If you are building a pond, keep in mind design and practical issues.
Locate a pond where it will create a focal point, ideally in a place where it can be viewed and enjoyed from a seating area like a patio or from indoors through a window.
Build a pond that is proportional to the size of your yard.
Make sure your pond will receive at least 6 hours of sun if you want to grow water plants like water lilies.
Factor in ways to facilitate maintenance when pond building. Build in clean-out pipes, bottom drains, skimmers and pump houses that are not difficult to access. Make sure you include adequate filtration, especially if you plant on keeping fish.

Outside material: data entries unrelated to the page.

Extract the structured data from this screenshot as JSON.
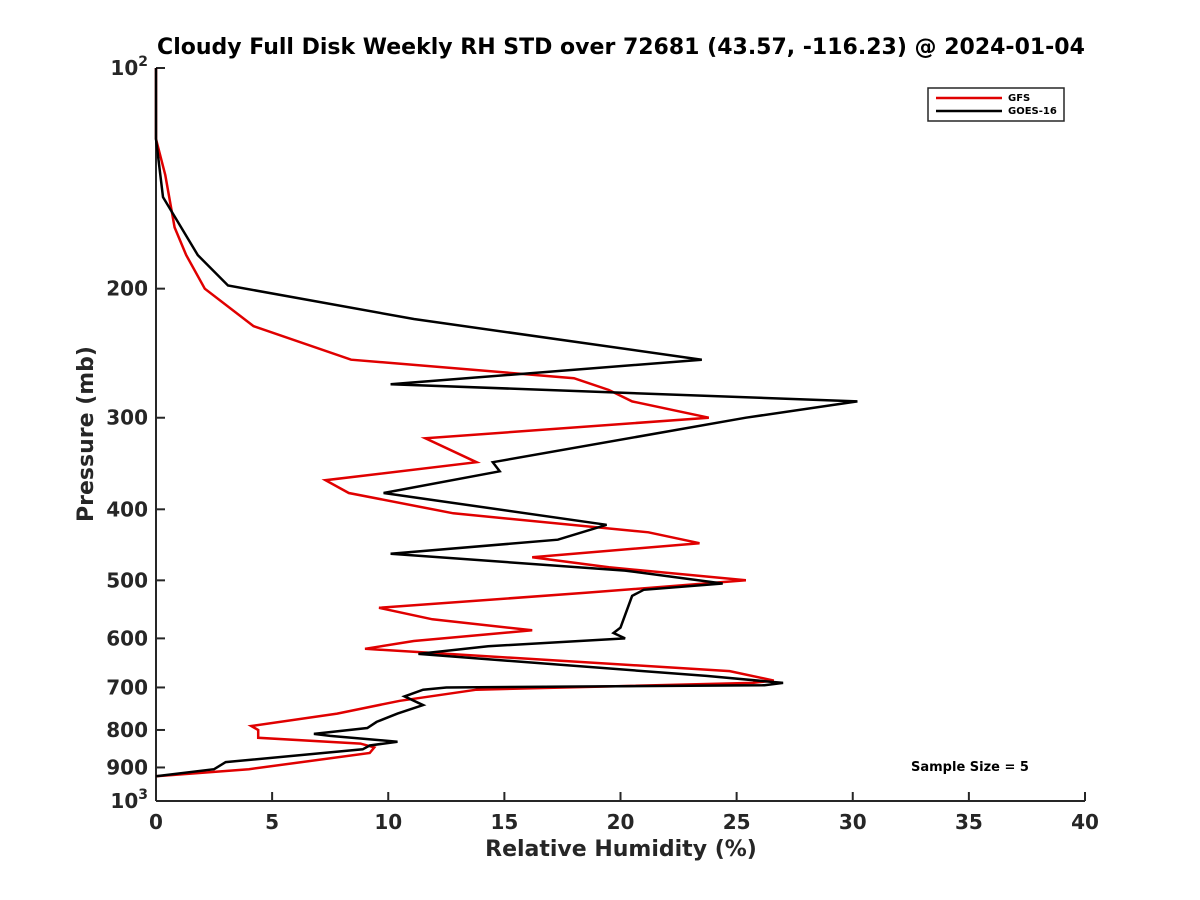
{
  "chart_data": {
    "type": "line",
    "title": "Cloudy Full Disk Weekly RH STD over 72681 (43.57, -116.23) @ 2024-01-04",
    "xlabel": "Relative Humidity (%)",
    "ylabel": "Pressure (mb)",
    "xlim": [
      0,
      40
    ],
    "ylim": [
      100,
      1000
    ],
    "yscale": "log",
    "y_reversed": true,
    "grid": false,
    "legend_position": "top-right",
    "x_ticks": [
      "0",
      "5",
      "10",
      "15",
      "20",
      "25",
      "30",
      "35",
      "40"
    ],
    "y_ticks": [
      {
        "value": 100,
        "base": "10",
        "exp": "2"
      },
      {
        "value": 200,
        "label": "200"
      },
      {
        "value": 300,
        "label": "300"
      },
      {
        "value": 400,
        "label": "400"
      },
      {
        "value": 500,
        "label": "500"
      },
      {
        "value": 600,
        "label": "600"
      },
      {
        "value": 700,
        "label": "700"
      },
      {
        "value": 800,
        "label": "800"
      },
      {
        "value": 900,
        "label": "900"
      },
      {
        "value": 1000,
        "base": "10",
        "exp": "3"
      }
    ],
    "series": [
      {
        "name": "GFS",
        "color": "#e00000",
        "points": [
          [
            0,
            100
          ],
          [
            0,
            125
          ],
          [
            0.4,
            140
          ],
          [
            0.8,
            165
          ],
          [
            1.3,
            180
          ],
          [
            2.1,
            200
          ],
          [
            4.2,
            225
          ],
          [
            8.4,
            250
          ],
          [
            18,
            265
          ],
          [
            19.5,
            275
          ],
          [
            20.5,
            285
          ],
          [
            23.8,
            300
          ],
          [
            11.6,
            320
          ],
          [
            13.8,
            345
          ],
          [
            7.3,
            365
          ],
          [
            8.3,
            380
          ],
          [
            12.8,
            405
          ],
          [
            21.2,
            430
          ],
          [
            23.4,
            445
          ],
          [
            16.2,
            465
          ],
          [
            19.5,
            480
          ],
          [
            25.4,
            500
          ],
          [
            18.5,
            520
          ],
          [
            9.6,
            545
          ],
          [
            11.9,
            565
          ],
          [
            16.2,
            585
          ],
          [
            11.1,
            605
          ],
          [
            9.0,
            620
          ],
          [
            24.7,
            665
          ],
          [
            26.6,
            685
          ],
          [
            25.7,
            690
          ],
          [
            13.8,
            705
          ],
          [
            10.5,
            730
          ],
          [
            7.8,
            760
          ],
          [
            4.1,
            790
          ],
          [
            4.4,
            800
          ],
          [
            4.4,
            820
          ],
          [
            8.8,
            835
          ],
          [
            9.4,
            845
          ],
          [
            9.2,
            860
          ],
          [
            4.0,
            905
          ],
          [
            0,
            925
          ]
        ]
      },
      {
        "name": "GOES-16",
        "color": "#000000",
        "points": [
          [
            0,
            100
          ],
          [
            0,
            125
          ],
          [
            0.3,
            150
          ],
          [
            1.8,
            180
          ],
          [
            3.1,
            198
          ],
          [
            11.1,
            220
          ],
          [
            23.5,
            250
          ],
          [
            10.1,
            270
          ],
          [
            30.2,
            285
          ],
          [
            25.4,
            300
          ],
          [
            14.5,
            345
          ],
          [
            14.8,
            355
          ],
          [
            9.8,
            380
          ],
          [
            19.4,
            420
          ],
          [
            17.3,
            440
          ],
          [
            10.1,
            460
          ],
          [
            20.2,
            485
          ],
          [
            24.4,
            505
          ],
          [
            21.0,
            515
          ],
          [
            20.5,
            525
          ],
          [
            20.0,
            580
          ],
          [
            19.7,
            590
          ],
          [
            20.2,
            600
          ],
          [
            14.3,
            615
          ],
          [
            11.3,
            630
          ],
          [
            23.7,
            675
          ],
          [
            27.0,
            690
          ],
          [
            26.2,
            695
          ],
          [
            12.5,
            700
          ],
          [
            11.5,
            705
          ],
          [
            10.7,
            720
          ],
          [
            11.5,
            740
          ],
          [
            10.4,
            760
          ],
          [
            9.5,
            780
          ],
          [
            9.1,
            795
          ],
          [
            6.8,
            810
          ],
          [
            7.5,
            815
          ],
          [
            10.4,
            830
          ],
          [
            9.2,
            840
          ],
          [
            8.9,
            850
          ],
          [
            3.0,
            885
          ],
          [
            2.5,
            905
          ],
          [
            0,
            925
          ]
        ]
      }
    ],
    "annotations": [
      {
        "text": "Sample Size = 5",
        "position": "bottom-right"
      }
    ]
  }
}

Opt for the larger size pond rather than starting small and planning to enlarge your pond. Most people prefer the options you’ll get from a larger sized pond, like more or larger fish, more plants and a larger waterfall. Increasing the size of an already-built pond can be complicated so try to determine the right size from the start.
Avoid steps and ridges in the pond if you have raccoons or other animal pests in your area and plan on having fish. Steps are nice for setting in bog plants, but they also facilitate fishing by predators.
If you don’t plan on having fish, make sure you make provisions to control breeding mosquitoes.
Make sure your pond is at least 1000 gallons and at least 30” deep if you want to keep a few koi. If you want more koi build a larger pond. Koi need large ponds to thrive.
When building your pond plumbing leave plenty of room between pipes and use a larger gauge pipe rather than smaller. Larger pipe will allow for a freer flow of water, and by installing plenty of pipe between events like leaf traps, back flows and the pump itself (if you are using an in-line pump) you will be able to take pipes apart for repairs and have space to add additional mechanical parts. Ideally, stick to 2″ or larger PVC pipe.
Check into your local building codes before building your pond. For example, a pond that is more that 18” deep in California will require a 5’ high fence surrounding it since it will be treated like a swimming pool. A fenced-in pond makes little sense from a decorative point of view in most gardens.
Plan on safety. Pets and children are drawn to ponds and you need to keep in mind protecting them from accidents in or near a pond. Also make sure your pond is not destroyed by your dogs – or from a neighbor dog — since many dogs will find your pond to be an irresistible invitation to go for a swim.
Research, design and plan your pond before you buy materials or dig. Any time you devote to doing your homework is likely to save much more time and expense by avoiding future mistakes and regrets.